Except for a change of perspective—it’s told from the viewpoint of the military fighting the invading alien hordes rather than civilians trying to escape them–“Battle: Los Angeles” is just “Skyline” with a bigger budget but no more brains. There’s one other difference: like its ultimate inspiration “The War of the Worlds,” it boasts a happy ending.

Aaron Eckhart juts out his prominent jaw courageously, but otherwise offers little in the way of characterization, as Marine Staff Sergeant Michael Nantz, who’s just a day away from retirement when earth becomes the target of what at first appear to be meteors landing across the globe, but turn out to be ships that release marauding hordes of metallic warriors—think Cylon-like armor encasing Guyver-like entities, or for the benefit of those to whom those references are too arcane, littler Transformers—onto major cities. One is Los Angeles, and Nantz is abruptly enlisted to join a squadron assigned to rescue a group of civilians trapped in a police station behind enemy lines. There’s one wrinkle to the assignment: Nantz is widely blamed for losing the men serving under him during his last deployment, and one of the guys in the new squad—Lockett (Cory Hardrict)—happens to be the brother of one of the men who died in that unhappy incident.

The whole of the movie consists of following the troops as they complete their mission—encountering the hostiles, losing men, picking up the civilians (two adults, a man and a woman, and three kids) and trying to make their way back to safety before the Air Force drops bombs on the city in three hours.
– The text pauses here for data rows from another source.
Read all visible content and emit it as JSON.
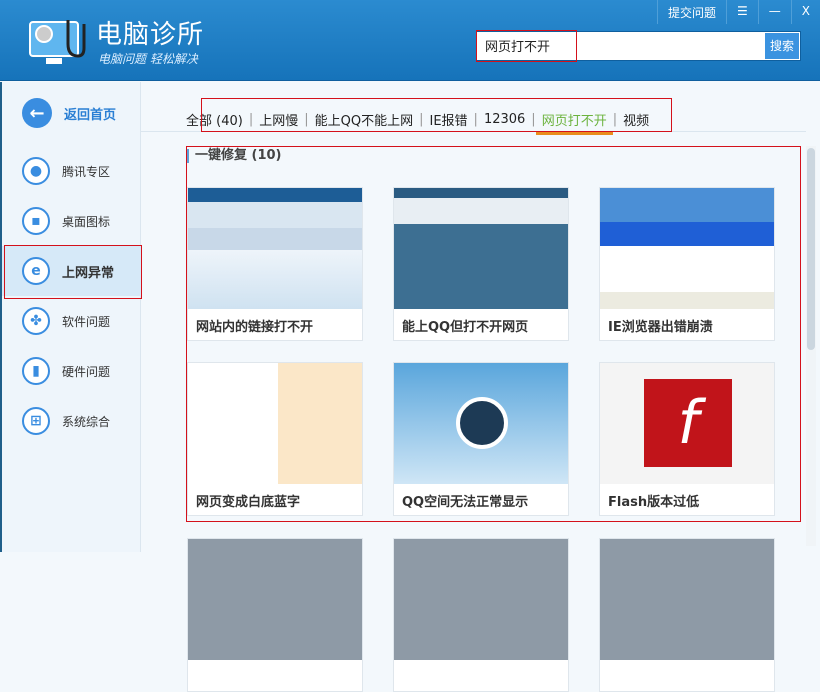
{
  "header": {
    "title": "电脑诊所",
    "slogan": "电脑问题 轻松解决",
    "submit_issue": "提交问题",
    "menu_icon": "menu-icon",
    "minimize": "—",
    "close": "X"
  },
  "search": {
    "value": "网页打不开",
    "button": "搜索"
  },
  "sidebar": {
    "back": "返回首页",
    "items": [
      {
        "label": "腾讯专区",
        "icon": "qq-penguin-icon"
      },
      {
        "label": "桌面图标",
        "icon": "monitor-icon"
      },
      {
        "label": "上网异常",
        "icon": "ie-icon",
        "active": true
      },
      {
        "label": "软件问题",
        "icon": "clover-icon"
      },
      {
        "label": "硬件问题",
        "icon": "pc-tower-icon"
      },
      {
        "label": "系统综合",
        "icon": "windows-icon"
      }
    ]
  },
  "tabs": [
    {
      "label": "全部 (40)"
    },
    {
      "label": "上网慢"
    },
    {
      "label": "能上QQ不能上网"
    },
    {
      "label": "IE报错"
    },
    {
      "label": "12306"
    },
    {
      "label": "网页打不开",
      "active": true
    },
    {
      "label": "视频"
    }
  ],
  "section": {
    "title": "一键修复 (10)"
  },
  "cards": [
    {
      "label": "网站内的链接打不开"
    },
    {
      "label": "能上QQ但打不开网页"
    },
    {
      "label": "IE浏览器出错崩溃"
    },
    {
      "label": "网页变成白底蓝字"
    },
    {
      "label": "QQ空间无法正常显示"
    },
    {
      "label": "Flash版本过低"
    }
  ],
  "colors": {
    "header": "#1a7cc4",
    "accent": "#3a8de0",
    "active_tab": "#6cb33e",
    "annotation": "#d4111b"
  }
}
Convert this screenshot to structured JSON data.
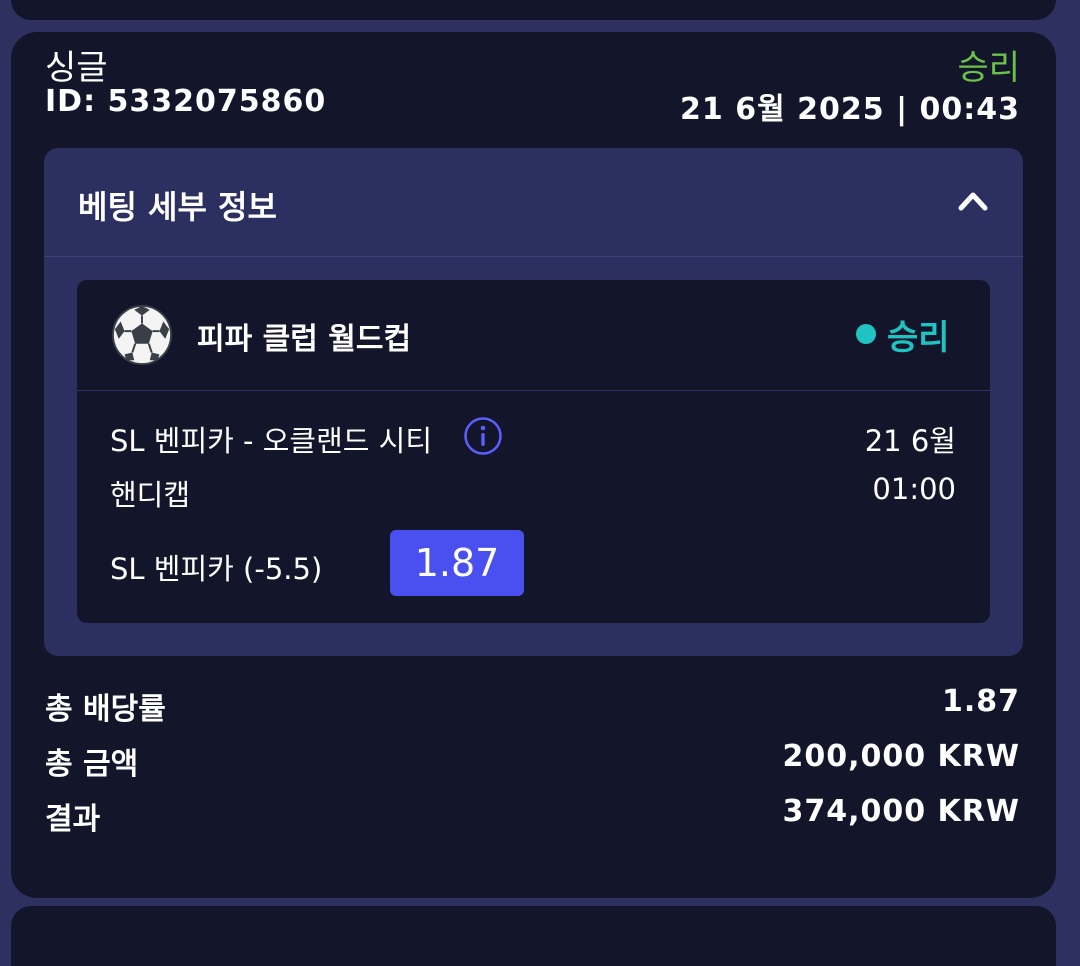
{
  "bet": {
    "type": "싱글",
    "id_text": "ID: 5332075860",
    "status": "승리",
    "datetime": "21 6월 2025 | 00:43"
  },
  "details": {
    "title": "베팅 세부 정보",
    "toggle_icon": "chevron-up-icon"
  },
  "event": {
    "sport_icon": "soccer-ball-icon",
    "league": "피파 클럽 월드컵",
    "status": "승리",
    "match": "SL 벤피카 - 오클랜드 시티",
    "market": "핸디캡",
    "date": "21 6월",
    "time": "01:00",
    "pick": "SL 벤피카 (-5.5)",
    "odds": "1.87"
  },
  "summary": {
    "total_odds_label": "총 배당률",
    "total_odds_value": "1.87",
    "total_amount_label": "총 금액",
    "total_amount_value": "200,000 KRW",
    "result_label": "결과",
    "result_value": "374,000 KRW"
  },
  "colors": {
    "background": "#2e3160",
    "card": "#13152a",
    "panel": "#2c3060",
    "win_green": "#6cc24a",
    "win_teal": "#1fc3c2",
    "odds_badge": "#4a50f0"
  }
}
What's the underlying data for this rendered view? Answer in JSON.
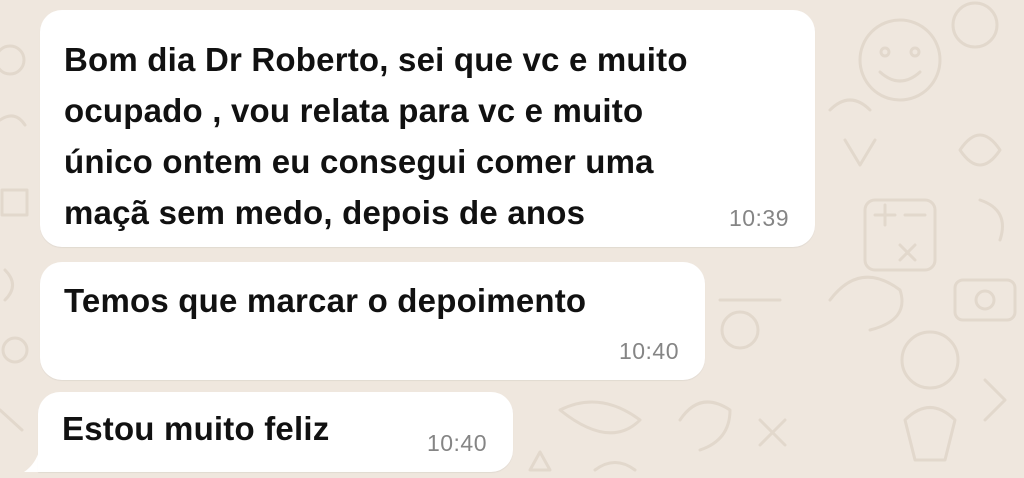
{
  "chat": {
    "background_color": "#efe7de",
    "bubble_color": "#ffffff",
    "messages": [
      {
        "text": "Bom dia Dr Roberto, sei que vc e muito\nocupado , vou relata para vc e muito\núnico ontem eu consegui comer uma\nmaçã sem medo, depois de anos",
        "time": "10:39"
      },
      {
        "text": "Temos que marcar o depoimento",
        "time": "10:40"
      },
      {
        "text": "Estou muito feliz",
        "time": "10:40"
      }
    ]
  }
}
Most of the action is covered in the sort of ultra-jerky hand-held camerawork that’s employed so often nowadays in an effort to simulate you-are-there immediacy, but as usual all it does is to cause confusion about what’s going on, not to mention a touch of nausea. The visuals stabilize a bit during pauses in the mayhem—mostly prolonged death sequences (some of them heroically self-sacrificial), during which Brian Tyler’s hard-working musical score also swells up mightily to play on our emotions—which has the oddly unpleasant effect of leading us to hope another passing is not far off. The camera also stalls during another predictable sequence, the Big Speech Nantz delivers to the fellow who blames him for his brother’s death at a crucial moment, letting his own guilt flow out while bolstering the surviving troops’ morale in the process.

Those are just a few of the cliches in a script that embraces every one of them, including a surfeit of references to John Wayne. Perhaps inevitably, amid the host of paper-thin characters Michelle Rodriguez shows up as a hard-as-nails scout who joins the squadron. The presence of a little boy (Bryce Cass) gives our hero the opportunity to bond with the kid before the boy’s father (Michael Pena) takes up a gun himself with unfortunate results. But the most hackneyed elements come at the close, when our small group not only discovers the key to turning the tide of battle by discovering the location of the invaders’ command ship but then decides to head out again immediately after delivering the surviving civilians to safety, without any rest or refreshment. Hoo-rah!

Under Jonathan Liebesman’s hectic but mechanical direction, “Battle: Los Angeles” churns on for a near-interminable 116 minutes, though if only two words could be removed from the script—“Staff Sergeant,” with which somebody seems to address our hero every ten seconds or so, even in the heat of combat—the running time could probably be reduced by a good half-hour.

At least “Skyline” was relatively short.